Speed limits were defined: no greater than eight miles an hour in business and closely built up portions of municipalities, nor more than fifteen miles in other portions of such municipalities, nor more than twenty miles an hour outside such municipalities. Motorists were to provide an: efficient brake and suitable bell, horn or other signal. Persons with horses on the road could hold up a hand as a signal and the automobilist had to bring his motor vehicle to a stop and allow the Horse & Co., Ltd., to pass.

Just a hint of the future, when the bottom was destined to drop out of the market, could be found perhaps in conditions along towards the 'Fall and Winter of 1905, when certain stocks were beginning to be sold cheap.

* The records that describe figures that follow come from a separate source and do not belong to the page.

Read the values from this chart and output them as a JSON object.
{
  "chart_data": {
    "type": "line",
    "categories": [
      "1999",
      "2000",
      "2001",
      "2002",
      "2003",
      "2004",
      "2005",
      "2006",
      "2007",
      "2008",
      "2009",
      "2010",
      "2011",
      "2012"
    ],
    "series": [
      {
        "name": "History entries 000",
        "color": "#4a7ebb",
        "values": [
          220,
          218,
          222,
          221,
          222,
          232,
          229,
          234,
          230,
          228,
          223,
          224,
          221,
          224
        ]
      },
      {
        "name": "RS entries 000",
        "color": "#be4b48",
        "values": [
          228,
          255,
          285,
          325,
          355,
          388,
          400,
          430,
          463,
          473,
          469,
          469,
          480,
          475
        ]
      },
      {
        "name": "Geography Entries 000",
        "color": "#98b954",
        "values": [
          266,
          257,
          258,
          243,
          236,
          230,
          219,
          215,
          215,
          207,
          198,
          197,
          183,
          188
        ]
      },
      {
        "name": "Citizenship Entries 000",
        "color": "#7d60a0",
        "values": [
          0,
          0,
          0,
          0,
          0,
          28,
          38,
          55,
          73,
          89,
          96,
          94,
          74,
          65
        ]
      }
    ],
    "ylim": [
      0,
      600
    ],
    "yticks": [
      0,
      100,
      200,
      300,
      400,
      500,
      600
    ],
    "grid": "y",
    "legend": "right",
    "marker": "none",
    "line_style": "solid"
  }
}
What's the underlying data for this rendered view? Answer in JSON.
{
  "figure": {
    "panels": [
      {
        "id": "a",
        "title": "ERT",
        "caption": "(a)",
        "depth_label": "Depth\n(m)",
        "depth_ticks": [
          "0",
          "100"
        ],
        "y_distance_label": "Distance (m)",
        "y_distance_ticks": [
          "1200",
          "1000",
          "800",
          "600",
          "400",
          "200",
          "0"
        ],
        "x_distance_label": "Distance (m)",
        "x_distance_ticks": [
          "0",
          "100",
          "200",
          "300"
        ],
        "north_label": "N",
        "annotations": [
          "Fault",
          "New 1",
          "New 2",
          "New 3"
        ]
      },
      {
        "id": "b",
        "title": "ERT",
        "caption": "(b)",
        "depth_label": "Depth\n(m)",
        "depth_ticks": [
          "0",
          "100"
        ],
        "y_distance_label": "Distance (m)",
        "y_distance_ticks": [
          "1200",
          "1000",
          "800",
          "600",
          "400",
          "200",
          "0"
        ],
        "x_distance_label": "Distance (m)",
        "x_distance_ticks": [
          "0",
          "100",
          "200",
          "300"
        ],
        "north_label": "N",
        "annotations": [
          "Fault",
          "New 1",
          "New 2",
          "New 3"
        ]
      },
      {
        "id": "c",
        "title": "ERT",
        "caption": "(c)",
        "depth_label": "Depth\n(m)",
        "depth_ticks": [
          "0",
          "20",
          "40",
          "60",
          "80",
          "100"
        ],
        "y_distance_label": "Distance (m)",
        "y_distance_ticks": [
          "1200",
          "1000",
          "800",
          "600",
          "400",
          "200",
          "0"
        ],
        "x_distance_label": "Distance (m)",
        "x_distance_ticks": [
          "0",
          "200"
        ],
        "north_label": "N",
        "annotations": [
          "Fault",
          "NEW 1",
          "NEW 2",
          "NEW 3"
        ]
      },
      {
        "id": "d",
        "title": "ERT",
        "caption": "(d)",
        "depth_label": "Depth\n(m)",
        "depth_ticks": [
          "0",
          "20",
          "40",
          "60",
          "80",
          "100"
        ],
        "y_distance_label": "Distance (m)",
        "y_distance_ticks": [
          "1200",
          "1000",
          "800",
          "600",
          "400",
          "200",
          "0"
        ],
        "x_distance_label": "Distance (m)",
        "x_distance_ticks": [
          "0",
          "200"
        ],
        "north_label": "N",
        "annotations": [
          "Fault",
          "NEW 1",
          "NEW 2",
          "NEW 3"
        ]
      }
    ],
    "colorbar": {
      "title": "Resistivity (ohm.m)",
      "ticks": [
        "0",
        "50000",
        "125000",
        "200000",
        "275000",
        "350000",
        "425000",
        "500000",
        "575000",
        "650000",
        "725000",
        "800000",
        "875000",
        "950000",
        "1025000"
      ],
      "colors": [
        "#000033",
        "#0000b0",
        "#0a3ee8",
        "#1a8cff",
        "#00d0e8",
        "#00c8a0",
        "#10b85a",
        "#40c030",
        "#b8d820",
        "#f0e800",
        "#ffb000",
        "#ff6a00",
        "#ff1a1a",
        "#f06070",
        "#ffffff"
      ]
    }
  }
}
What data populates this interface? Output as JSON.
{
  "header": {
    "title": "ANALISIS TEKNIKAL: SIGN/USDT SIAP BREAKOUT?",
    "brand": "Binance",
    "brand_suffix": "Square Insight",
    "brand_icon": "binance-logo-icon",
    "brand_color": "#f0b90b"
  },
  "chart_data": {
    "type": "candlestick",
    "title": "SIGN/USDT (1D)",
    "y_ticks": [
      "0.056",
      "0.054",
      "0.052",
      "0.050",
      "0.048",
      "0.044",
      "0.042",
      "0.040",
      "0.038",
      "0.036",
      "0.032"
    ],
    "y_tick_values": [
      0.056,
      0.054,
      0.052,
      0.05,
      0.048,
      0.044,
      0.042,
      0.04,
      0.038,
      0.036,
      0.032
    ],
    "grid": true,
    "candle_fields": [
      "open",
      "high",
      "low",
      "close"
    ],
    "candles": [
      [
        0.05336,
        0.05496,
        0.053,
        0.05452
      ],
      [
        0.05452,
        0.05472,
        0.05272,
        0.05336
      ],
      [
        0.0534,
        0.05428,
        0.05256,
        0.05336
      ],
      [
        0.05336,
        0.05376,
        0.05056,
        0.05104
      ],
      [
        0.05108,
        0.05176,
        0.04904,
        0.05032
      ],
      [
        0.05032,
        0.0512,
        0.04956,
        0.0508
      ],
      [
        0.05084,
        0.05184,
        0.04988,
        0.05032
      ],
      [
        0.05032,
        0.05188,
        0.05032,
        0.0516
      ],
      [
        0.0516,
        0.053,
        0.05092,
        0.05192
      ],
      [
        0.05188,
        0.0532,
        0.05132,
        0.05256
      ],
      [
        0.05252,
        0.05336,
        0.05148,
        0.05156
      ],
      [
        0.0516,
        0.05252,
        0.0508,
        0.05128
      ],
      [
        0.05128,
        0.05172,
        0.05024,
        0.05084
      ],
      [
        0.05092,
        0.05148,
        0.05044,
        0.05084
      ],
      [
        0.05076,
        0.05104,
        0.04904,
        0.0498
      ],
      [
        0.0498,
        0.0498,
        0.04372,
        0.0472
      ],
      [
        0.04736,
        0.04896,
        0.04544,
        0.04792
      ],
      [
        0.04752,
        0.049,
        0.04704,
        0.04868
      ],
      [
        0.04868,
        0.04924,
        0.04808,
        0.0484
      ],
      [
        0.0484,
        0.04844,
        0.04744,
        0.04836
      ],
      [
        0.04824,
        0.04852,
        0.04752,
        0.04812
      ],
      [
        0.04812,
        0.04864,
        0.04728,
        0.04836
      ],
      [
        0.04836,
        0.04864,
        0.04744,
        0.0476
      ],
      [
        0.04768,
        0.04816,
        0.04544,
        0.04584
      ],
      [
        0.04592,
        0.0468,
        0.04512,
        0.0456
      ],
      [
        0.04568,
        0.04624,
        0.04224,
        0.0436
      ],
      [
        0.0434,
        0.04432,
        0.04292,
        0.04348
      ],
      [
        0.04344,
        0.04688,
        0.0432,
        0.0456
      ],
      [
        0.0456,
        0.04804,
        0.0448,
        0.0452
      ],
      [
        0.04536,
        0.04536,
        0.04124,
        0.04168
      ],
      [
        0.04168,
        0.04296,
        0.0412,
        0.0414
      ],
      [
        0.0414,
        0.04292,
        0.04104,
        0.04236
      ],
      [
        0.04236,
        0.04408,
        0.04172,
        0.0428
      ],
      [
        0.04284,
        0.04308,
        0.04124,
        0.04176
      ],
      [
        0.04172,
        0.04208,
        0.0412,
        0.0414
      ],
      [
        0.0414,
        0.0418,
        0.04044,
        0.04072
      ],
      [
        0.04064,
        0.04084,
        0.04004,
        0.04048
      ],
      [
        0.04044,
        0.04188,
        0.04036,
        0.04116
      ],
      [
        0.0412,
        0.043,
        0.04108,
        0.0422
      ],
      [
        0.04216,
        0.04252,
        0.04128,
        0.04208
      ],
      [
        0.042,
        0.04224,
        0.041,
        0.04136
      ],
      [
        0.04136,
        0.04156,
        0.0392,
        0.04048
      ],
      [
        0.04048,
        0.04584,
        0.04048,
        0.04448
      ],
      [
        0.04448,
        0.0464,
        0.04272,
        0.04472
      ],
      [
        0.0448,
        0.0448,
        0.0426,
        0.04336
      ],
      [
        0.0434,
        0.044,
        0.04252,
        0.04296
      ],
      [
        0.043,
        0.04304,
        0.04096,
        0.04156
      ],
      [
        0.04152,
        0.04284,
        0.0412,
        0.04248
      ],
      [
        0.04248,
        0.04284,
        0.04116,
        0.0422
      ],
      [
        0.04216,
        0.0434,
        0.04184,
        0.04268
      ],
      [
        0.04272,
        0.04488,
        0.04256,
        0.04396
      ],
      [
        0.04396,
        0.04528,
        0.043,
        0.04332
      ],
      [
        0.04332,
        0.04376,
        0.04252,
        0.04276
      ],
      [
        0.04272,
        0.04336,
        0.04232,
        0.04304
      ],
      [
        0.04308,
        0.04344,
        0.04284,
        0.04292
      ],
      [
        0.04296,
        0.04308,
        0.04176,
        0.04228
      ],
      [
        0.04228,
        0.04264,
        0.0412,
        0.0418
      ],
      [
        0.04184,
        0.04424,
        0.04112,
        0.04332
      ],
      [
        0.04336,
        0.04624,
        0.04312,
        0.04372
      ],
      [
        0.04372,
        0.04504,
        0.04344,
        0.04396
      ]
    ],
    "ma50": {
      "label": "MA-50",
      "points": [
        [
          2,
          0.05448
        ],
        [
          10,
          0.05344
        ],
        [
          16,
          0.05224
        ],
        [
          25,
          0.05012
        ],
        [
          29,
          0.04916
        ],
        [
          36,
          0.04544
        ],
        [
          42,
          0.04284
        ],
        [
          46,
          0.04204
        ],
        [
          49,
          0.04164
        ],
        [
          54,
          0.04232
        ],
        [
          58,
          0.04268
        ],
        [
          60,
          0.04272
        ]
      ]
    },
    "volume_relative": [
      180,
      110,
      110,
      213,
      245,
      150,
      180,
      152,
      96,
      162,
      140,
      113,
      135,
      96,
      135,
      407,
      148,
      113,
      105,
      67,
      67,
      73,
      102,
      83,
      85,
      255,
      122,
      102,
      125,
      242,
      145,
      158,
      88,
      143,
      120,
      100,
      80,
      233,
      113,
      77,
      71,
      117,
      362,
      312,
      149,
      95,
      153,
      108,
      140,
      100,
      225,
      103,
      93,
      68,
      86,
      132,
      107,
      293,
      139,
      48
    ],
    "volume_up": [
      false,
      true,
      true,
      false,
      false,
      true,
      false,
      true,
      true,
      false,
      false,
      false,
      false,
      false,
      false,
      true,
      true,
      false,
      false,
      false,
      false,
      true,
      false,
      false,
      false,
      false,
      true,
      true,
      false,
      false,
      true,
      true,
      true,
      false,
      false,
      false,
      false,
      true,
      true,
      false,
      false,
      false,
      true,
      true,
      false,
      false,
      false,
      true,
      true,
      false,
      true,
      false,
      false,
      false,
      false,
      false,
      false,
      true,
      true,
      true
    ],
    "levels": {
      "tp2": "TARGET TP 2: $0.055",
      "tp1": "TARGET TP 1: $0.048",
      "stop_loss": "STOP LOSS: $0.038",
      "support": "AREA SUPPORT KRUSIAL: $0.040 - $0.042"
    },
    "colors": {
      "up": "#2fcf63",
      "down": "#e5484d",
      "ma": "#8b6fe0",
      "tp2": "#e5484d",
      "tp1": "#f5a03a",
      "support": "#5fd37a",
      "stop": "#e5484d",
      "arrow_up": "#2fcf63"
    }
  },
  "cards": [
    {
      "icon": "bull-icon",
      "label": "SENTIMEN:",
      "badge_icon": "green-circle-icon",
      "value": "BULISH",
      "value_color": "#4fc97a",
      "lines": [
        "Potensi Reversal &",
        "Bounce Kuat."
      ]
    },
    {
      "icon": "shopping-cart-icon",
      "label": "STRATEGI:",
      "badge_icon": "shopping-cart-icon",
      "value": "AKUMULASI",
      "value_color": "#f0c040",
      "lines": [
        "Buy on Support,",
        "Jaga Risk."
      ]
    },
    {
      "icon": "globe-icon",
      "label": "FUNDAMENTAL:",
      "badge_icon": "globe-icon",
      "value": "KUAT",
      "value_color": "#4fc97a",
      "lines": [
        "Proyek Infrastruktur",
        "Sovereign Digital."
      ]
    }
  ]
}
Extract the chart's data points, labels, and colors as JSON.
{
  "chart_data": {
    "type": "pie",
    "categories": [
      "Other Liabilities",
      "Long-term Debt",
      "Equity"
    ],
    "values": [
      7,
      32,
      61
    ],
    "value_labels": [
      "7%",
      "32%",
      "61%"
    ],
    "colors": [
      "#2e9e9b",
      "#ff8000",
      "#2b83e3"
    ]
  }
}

In Culver, for example, Hayes Son's Livery had for sale "first and second-hand buggies and carriages at your own price." That was in the fall, but in the Winter the same concern had bargains in sleighs. In time, sad to relate, even sleighs and the merry jingle of the sleigh-bells were to become antique things. Times were soon to go against them all, except the gas-buggy. Even sleighing snow began to get scarcer and scarcer, and old timers in this section remark in this later day that "we don't have nowheres near the snows we used to have 'round here. Say, I can remember when . . .

Sic transit gloria mundi. So passes away the glory of the world.